もう一度手を合わせて、礼をして正面から避けた俺は穂高さんを待つ。しばらくすると来てくれた穂高さんは、なに願った?と聞いてくる。
「穂高さんは?」
「秘密」
「………秘密ってなんかえっちいね」
「お前の頭ん中が不安になるわ」
呆れた声で言いながら、少し乱暴に俺の頭をかき撫でる。
穂高さんが撫でたからなのにぐちゃぐちゃになった髪を見て笑われて、俺はもおっ!と憤慨しながらおみくじに向かった。

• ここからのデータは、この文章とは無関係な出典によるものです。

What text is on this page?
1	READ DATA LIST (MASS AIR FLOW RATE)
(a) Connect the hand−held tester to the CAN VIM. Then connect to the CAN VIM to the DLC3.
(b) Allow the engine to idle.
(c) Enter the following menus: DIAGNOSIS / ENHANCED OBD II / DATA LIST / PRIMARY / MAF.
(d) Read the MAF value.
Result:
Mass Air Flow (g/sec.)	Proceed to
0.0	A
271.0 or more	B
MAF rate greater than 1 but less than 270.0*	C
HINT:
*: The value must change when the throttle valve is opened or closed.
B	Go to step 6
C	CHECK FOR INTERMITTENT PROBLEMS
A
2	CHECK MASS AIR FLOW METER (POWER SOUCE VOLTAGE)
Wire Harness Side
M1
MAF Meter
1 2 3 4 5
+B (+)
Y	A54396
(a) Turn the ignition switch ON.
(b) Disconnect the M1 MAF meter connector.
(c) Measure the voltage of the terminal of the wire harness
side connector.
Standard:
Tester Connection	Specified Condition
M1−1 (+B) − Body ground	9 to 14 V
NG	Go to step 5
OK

笑ってついてきた穂高さんとおみくじを引いて、引いた番号の紙を貰う。
「やったあ大吉!」
恋愛 この人より他になし
うんうん、よく分かってるじゃん!さすがだよおみくじ。
転居 差支えなし
よし、引っ越しするとしても大丈夫そう。
これは間違いなく大吉だなあ。
ん、あれ。ちょっと待って、なにこれ。
今は雪の下で春を待つ芽のようですがやがて大輪を咲かせます?
ちょっと待って、よく分かんない。
しかも耐え忍び我慢すればうんちゃらって、なにに?
うーん、おみくじって大吉でもやっぱり考えさせられる。
「なに難しい顔してんだ?」
「考えさせられるなぁと思って。俺我慢は苦手だよ」
「そうだな」
「穂高さんは?」
ぺらっと結果を渡してくれて、読む。
「ちょっと待って!神様!なんで俺の誠意を疑うの!!!」
「うるさい」
「おかしいよ!」
「だからうるさい」
「だって!なにこれ!相手に誠意なし!?」
待って待って!
なんということ!信じられない。
くっそぉ。
そう思いつつ他も読む。
「縁談は、心の思うままにって穂高さんはなんだかんだ自分が思ったように持って行くじゃんか」
「引っ越しやめる?急ぐなって書いてるよ?」
「ねえこれほんとに大吉!?」
「おみくじ相手にうるさい」
「ううーん、引き直す?」
「アホか」
いや、だって。
なに吉を引いてもいいんだよ。問題なのは俺の誠意を疑ってるこのおみくじだ!これだけは許せない。
「誰が疑おうが俺は疑わねえよ」
「穂高さんっ!」
そうして抱きつこうとした俺を当然避けた穂高さんは何食わぬ顔で話を続ける。
「疑わしきは閉じ込めろって言うだろ」
「疑わしきは罰せずだからね!」
「流石にお前でも知ってんのか」
「バカにしすぎ!」
そんなやりとりに穂高さんは楽しそうに笑う。
穂高さんが気にしないなら、まあいっか。